For founders, this corridor opens three levers:
- Cheaper compute in UAE data centers 
- High-quality talent from India’s developer base 
- Cross-border funding options where local VCs in MENA seek Indian execution partners 
The pitch narrative that works best? “Made in India, Scaled from Abu Dhabi.”
6. The Founder’s Lens
Building XO taught me something simple: the real arbitrage is clarity.When you build between India and Abu Dhabi, you see two extremes —one buzzing with talent but fragmented, the other strategic but slow to prototype.The sweet spot lies in cross-pollination:
- India for velocity of iteration 
- Abu Dhabi for institutional credibility 
AI is now the bridge layer — it lets small teams in India build global-grade products that Abu Dhabi can scale and export.That is the new trade route — not spices or oil, but algorithms and IP.
7. The Next Decade: From Entertainment to Infrastructure
Gaming in 2025 is where telecom was in the ’90s — on the edge of becoming a public utility.
Signals to Watch:
- AI-native games where players co-create worlds. 
- Esports as education — gamified learning and simulation-based training. 
- Telcos as publishers — white-label gaming and fan platforms embedded in 5G plans. 
- Creator IP financing — where Abu Dhabi funds and Indian creators build joint franchises. 
By 2030, this corridor could host 10 % of the world’s gaming traffic and 20 % of AI-driven content production (source: PwC Entertainment & Media Outlook 2025).
8. What Founders and Investors Should Do Now
- Founders: Localize your go-to-market across these two ecosystems early.
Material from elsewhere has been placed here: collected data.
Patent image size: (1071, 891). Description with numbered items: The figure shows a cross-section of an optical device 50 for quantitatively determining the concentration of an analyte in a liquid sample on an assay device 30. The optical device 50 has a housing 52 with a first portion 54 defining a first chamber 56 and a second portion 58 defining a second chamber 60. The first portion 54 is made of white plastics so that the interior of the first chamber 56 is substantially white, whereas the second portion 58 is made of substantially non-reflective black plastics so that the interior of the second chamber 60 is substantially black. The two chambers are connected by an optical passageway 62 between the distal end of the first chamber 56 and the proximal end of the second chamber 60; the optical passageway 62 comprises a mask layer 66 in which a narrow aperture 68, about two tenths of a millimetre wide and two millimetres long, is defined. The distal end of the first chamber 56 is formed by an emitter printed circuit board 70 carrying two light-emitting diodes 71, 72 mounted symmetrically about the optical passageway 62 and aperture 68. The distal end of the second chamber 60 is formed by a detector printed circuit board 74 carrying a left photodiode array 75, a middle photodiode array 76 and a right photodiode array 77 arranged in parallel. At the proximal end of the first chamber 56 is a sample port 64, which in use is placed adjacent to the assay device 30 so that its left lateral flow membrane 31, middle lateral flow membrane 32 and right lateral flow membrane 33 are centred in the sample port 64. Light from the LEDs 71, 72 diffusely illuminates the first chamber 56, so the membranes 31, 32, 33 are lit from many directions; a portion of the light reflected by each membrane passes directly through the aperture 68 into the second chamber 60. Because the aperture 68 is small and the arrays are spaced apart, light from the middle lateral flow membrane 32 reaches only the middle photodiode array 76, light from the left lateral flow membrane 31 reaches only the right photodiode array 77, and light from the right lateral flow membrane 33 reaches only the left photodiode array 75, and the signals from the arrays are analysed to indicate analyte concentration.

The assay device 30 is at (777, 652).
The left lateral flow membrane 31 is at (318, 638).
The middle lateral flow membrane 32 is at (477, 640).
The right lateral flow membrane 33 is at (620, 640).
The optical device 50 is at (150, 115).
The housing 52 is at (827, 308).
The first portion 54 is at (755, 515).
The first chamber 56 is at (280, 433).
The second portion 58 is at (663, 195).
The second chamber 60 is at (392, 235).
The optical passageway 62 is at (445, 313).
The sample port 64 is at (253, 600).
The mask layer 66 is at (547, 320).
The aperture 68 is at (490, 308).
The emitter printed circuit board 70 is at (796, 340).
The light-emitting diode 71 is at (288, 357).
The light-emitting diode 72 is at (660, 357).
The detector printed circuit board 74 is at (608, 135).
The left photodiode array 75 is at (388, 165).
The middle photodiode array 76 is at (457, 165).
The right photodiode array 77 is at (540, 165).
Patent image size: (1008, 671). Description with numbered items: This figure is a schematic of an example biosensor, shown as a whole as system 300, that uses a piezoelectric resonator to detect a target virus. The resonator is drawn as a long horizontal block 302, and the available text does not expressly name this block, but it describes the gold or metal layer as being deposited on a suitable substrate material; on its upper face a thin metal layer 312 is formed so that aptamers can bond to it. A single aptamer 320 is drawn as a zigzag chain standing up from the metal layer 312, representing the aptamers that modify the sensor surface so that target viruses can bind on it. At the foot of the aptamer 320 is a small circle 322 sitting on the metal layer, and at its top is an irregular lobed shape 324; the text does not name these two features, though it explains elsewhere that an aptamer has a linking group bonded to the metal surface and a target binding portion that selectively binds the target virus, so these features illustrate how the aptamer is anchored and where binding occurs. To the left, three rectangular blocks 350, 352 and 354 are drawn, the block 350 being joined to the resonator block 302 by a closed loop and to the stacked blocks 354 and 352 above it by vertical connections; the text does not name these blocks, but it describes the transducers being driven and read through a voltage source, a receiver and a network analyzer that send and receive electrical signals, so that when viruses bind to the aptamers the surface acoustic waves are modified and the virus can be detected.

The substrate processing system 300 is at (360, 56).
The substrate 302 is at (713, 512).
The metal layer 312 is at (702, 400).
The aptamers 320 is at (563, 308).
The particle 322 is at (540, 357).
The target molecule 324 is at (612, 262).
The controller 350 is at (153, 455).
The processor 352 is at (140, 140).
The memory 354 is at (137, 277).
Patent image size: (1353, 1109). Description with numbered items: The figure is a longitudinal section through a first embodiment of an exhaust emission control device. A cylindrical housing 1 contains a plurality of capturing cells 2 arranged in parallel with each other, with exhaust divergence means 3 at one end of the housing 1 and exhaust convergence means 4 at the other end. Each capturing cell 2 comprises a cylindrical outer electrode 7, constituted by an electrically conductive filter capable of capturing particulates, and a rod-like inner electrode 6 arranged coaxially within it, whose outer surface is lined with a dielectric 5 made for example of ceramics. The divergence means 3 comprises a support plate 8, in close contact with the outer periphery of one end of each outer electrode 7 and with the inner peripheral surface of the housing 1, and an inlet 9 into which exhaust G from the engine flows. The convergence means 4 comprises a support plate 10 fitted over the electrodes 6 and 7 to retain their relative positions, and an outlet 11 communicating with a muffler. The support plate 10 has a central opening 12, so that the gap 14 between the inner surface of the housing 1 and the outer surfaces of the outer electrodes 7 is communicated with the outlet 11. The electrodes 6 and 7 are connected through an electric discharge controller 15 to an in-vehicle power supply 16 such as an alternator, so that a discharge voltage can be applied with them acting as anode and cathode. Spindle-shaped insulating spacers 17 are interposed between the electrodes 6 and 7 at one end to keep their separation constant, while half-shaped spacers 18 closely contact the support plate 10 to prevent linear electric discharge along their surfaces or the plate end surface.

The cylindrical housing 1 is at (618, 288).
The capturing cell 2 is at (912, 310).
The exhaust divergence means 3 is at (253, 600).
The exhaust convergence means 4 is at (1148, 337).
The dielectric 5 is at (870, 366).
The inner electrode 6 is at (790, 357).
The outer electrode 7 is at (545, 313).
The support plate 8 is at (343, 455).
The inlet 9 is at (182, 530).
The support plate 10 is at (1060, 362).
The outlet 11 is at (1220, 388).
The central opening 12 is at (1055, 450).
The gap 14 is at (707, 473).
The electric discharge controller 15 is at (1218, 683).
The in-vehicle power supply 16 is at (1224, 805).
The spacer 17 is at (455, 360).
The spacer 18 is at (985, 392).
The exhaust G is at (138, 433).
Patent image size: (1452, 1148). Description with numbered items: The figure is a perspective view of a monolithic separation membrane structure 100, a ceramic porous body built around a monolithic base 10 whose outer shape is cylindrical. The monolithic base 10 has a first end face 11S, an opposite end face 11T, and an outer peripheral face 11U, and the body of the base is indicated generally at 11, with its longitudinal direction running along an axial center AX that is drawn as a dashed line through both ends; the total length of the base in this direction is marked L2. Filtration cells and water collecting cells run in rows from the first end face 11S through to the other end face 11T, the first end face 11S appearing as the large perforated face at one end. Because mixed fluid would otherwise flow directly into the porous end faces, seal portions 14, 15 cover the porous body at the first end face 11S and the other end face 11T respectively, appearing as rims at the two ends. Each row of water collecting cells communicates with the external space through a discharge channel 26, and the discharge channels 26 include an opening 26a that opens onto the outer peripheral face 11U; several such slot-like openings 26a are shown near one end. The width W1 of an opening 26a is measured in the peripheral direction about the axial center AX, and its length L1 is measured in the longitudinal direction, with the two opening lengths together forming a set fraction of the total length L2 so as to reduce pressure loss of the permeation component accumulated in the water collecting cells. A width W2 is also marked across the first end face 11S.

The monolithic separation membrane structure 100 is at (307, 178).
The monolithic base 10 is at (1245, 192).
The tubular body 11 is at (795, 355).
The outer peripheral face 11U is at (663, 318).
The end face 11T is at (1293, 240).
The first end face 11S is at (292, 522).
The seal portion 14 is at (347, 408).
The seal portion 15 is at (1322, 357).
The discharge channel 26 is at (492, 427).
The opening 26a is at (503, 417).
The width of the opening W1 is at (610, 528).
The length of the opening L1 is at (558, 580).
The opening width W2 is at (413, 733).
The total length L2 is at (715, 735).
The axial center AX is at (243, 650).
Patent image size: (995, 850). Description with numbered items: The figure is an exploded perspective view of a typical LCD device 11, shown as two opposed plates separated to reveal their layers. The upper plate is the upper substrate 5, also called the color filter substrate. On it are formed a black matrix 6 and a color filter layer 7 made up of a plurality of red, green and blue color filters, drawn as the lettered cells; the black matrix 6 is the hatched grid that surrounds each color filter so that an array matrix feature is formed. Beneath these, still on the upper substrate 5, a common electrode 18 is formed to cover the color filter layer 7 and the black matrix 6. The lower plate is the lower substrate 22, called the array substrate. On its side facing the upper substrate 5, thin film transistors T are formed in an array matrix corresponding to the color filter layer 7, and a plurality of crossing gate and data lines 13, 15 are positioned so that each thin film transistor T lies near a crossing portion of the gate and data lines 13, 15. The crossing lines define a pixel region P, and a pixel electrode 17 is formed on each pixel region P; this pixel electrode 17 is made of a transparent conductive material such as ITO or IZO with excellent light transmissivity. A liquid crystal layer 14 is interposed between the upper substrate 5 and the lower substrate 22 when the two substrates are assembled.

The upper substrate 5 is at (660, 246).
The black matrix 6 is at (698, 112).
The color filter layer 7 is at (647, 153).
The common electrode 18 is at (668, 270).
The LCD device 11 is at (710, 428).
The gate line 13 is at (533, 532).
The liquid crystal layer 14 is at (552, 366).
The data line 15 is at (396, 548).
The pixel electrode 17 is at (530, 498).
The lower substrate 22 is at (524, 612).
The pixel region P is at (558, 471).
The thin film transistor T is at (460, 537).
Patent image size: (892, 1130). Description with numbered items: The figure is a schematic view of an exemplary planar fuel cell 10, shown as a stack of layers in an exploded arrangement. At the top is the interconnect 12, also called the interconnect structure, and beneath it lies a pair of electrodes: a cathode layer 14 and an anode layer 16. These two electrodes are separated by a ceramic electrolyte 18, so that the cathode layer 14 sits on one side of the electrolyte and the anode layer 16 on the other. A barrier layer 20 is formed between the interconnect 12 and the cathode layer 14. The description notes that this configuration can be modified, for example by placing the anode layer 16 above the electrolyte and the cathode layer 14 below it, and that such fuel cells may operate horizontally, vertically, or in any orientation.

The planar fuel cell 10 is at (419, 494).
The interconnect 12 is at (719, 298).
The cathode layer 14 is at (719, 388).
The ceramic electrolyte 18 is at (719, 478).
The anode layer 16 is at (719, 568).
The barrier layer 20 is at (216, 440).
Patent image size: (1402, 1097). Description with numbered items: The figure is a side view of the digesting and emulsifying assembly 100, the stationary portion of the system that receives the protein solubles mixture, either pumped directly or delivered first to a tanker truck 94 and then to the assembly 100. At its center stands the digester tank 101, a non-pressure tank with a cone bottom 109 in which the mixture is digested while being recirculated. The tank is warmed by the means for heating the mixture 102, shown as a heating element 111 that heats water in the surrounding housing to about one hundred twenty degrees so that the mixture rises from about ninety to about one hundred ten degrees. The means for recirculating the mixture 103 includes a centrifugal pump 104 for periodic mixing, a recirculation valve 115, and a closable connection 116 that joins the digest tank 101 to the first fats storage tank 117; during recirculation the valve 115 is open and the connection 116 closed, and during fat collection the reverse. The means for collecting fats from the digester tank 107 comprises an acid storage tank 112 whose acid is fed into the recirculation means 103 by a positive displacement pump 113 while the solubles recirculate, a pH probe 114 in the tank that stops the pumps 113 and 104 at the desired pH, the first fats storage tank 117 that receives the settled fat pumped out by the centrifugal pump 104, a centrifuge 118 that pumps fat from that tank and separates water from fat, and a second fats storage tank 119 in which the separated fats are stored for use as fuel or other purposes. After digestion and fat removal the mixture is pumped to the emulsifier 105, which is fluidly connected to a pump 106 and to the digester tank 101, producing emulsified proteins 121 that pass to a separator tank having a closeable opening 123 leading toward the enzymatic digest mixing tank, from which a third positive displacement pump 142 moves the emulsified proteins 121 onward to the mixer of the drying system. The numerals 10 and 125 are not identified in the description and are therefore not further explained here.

Set up a UAE entity for funding and compliance, and build your engineering hub in India. 
- Investors: Treat gaming as infra, not entertainment. Fund the rails — cloud, AI, payments, tools. 
- Policy leaders: Invest in AI literacy and IP protection — these will define who owns the value created by AI games. 
The future isn’t about a Silicon Valley in the desert or a Bangalore on the beach. It’s about a bridge — one built on data centers, creators, and clarity.